Kegiatan pada 22 April hungga 23 April 2026 tersebut menandai babak baru kolaborasi antara aparat penegak hukum dan sektor produktif masyarakat. Polda Papua Tengah berupaya memastikan bahwa ketahanan pangan di wilayah Papua Tengah bukan sekadar slogan, melainkan realitas yang didukung oleh produktivitas yang stabil dan pendampingan yang tulus.
Suara dari Lahan: Harapan di Balik Cangkul
Ketua Kelompok Tani Tunas Muda Jayamukti, Dodi Hilapok, tidak menyembunyikan rasa bangganya atas kunjungan ini. Baginya, kehadiran personil kepolisian di lahan mereka adalah bentuk pengakuan nyata atas kerja keras para petani selama ini.
”Kami mengucapkan terima kasih karena ini merupakan kali pertama Polda Papua Tengah turun langsung dengan antusias kepada petani. Kami merasa sangat berkesan,” ungkap Dodi.
Namun, Dodi juga menitipkan harapan besar. Ia ingin kunjungan ini menjadi jembatan menuju solusi konkret atas hambatan di lapangan, mulai dari kebutuhan alat pertanian, ketersediaan pupuk, hingga bahan pendukung lainnya yang sangat dibutuhkan oleh petani, khususnya bagi masyarakat asli Papua.
Sinergi untuk Ketahanan Pangan
Senada dengan para petani, Koordinator Badan Penyuluhan Pertanian (BPP) Kabupaten Nabire, Frederika Marey, melihat langkah Polda ini sebagai suntikan moral yang krusial. Menurutnya, pemantauan langsung dari pihak kepolisian memiliki nilai strategis dalam menjaga ketersediaan gizi dan stabilitas pangan di Papua Tengah.

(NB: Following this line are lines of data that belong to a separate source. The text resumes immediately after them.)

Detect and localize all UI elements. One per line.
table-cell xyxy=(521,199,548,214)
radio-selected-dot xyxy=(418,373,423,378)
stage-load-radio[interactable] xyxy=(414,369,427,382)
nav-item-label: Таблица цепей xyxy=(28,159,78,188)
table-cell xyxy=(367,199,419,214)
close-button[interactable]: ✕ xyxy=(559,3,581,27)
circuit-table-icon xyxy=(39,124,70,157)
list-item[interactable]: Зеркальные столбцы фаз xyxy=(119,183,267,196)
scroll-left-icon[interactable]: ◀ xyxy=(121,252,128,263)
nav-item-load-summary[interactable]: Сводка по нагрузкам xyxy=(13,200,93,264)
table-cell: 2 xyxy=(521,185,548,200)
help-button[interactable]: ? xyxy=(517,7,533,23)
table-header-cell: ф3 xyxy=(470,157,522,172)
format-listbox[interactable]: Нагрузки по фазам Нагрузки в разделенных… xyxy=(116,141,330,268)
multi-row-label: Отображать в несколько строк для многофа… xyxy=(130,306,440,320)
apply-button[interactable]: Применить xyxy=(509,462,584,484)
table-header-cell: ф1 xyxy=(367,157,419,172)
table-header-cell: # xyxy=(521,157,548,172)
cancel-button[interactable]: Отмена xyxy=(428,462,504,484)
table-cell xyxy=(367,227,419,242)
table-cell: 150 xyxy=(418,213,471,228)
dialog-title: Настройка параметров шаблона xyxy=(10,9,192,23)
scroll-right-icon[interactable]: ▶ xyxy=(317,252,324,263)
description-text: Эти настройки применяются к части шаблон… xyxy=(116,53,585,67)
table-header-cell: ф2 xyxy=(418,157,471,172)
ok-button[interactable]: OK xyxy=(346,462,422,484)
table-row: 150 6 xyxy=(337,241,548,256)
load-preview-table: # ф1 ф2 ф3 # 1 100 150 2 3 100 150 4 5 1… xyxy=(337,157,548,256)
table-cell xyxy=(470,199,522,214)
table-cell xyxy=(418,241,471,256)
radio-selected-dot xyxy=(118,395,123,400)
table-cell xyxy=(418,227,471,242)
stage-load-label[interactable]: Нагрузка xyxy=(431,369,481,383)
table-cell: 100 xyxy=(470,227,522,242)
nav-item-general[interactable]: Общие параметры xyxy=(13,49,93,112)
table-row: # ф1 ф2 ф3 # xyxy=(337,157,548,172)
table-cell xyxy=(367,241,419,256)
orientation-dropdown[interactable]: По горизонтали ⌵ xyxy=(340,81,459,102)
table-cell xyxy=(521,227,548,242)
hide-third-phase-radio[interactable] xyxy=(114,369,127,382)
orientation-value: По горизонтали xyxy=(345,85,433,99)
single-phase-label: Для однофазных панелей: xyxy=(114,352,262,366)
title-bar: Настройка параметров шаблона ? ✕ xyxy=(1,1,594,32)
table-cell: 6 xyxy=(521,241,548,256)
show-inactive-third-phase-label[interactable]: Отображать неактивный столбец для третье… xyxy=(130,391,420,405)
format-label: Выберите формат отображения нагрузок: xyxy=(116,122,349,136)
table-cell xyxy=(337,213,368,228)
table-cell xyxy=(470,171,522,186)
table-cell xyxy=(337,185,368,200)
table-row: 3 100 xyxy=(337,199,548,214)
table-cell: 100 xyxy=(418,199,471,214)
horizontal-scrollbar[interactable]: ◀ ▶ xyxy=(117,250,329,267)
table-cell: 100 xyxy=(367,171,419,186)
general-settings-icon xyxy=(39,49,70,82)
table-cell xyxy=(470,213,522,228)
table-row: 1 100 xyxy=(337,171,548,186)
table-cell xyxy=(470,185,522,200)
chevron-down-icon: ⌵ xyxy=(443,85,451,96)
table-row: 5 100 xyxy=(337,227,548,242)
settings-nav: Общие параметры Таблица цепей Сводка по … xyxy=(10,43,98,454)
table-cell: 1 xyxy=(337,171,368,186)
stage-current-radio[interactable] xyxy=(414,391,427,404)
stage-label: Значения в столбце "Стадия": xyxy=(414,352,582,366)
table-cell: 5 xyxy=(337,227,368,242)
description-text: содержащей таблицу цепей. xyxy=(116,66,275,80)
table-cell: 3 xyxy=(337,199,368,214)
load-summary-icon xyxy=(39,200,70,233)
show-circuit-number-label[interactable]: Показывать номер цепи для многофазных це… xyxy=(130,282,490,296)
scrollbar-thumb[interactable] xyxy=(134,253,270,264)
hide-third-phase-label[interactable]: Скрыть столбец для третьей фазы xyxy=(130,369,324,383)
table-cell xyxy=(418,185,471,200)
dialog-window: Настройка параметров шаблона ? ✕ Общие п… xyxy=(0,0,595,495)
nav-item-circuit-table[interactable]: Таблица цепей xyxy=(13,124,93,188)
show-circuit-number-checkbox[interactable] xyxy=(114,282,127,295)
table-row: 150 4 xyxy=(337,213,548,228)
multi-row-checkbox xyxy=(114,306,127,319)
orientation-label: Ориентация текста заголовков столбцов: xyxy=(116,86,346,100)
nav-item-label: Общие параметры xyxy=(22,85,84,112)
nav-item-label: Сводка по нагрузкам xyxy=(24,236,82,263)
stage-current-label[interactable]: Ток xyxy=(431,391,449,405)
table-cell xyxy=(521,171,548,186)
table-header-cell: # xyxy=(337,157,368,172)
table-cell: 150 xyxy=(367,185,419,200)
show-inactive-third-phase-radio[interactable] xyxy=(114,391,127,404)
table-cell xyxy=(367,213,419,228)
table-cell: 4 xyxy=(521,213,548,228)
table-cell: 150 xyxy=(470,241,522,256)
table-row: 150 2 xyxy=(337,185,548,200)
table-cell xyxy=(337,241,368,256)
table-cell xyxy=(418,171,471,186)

”Program ini menjadi motivasi yang sangat baik untuk meningkatkan semangat petani jagung dalam memenuhi kebutuhan pangan. Kami berharap peninjauan ini terus memberikan pemahaman yang membangun bagi kelompok tani ke depannya,” ujar Frederika.
Dalam kegiatan tersebut, tim Polda Papua Tengah menjangkau enam kelompok tani utama, di antaranya Kelompok Tani Tunas Muda Jayamukti yang diketuai Dodi Hilapok, Kelompok Tani Nekamese Jayamukti di bawah pimpinan Theodorus Bawaren, serta Kelompok Tani Abema Yaro Makmur yang diketuai Elki Matuan.
Selain itu, kunjungan juga dilakukan kepada Kelompok Tani Kuluber Kalimati yang dipimpin Mas Wonda, Kelompok Tani Yabuerwok dengan ketuanya Endison Kogoya, serta Kelompok Tani Nuri II yang diketuai oleh Petrus Gobai.
Langkah ini menegaskan peran kepolisian yang adaptif—tidak hanya menjaga stabilitas keamanan, tetapi juga menjadi mitra strategis dalam memperkuat kemandirian ekonomi masyarakat melalui sektor pertanian.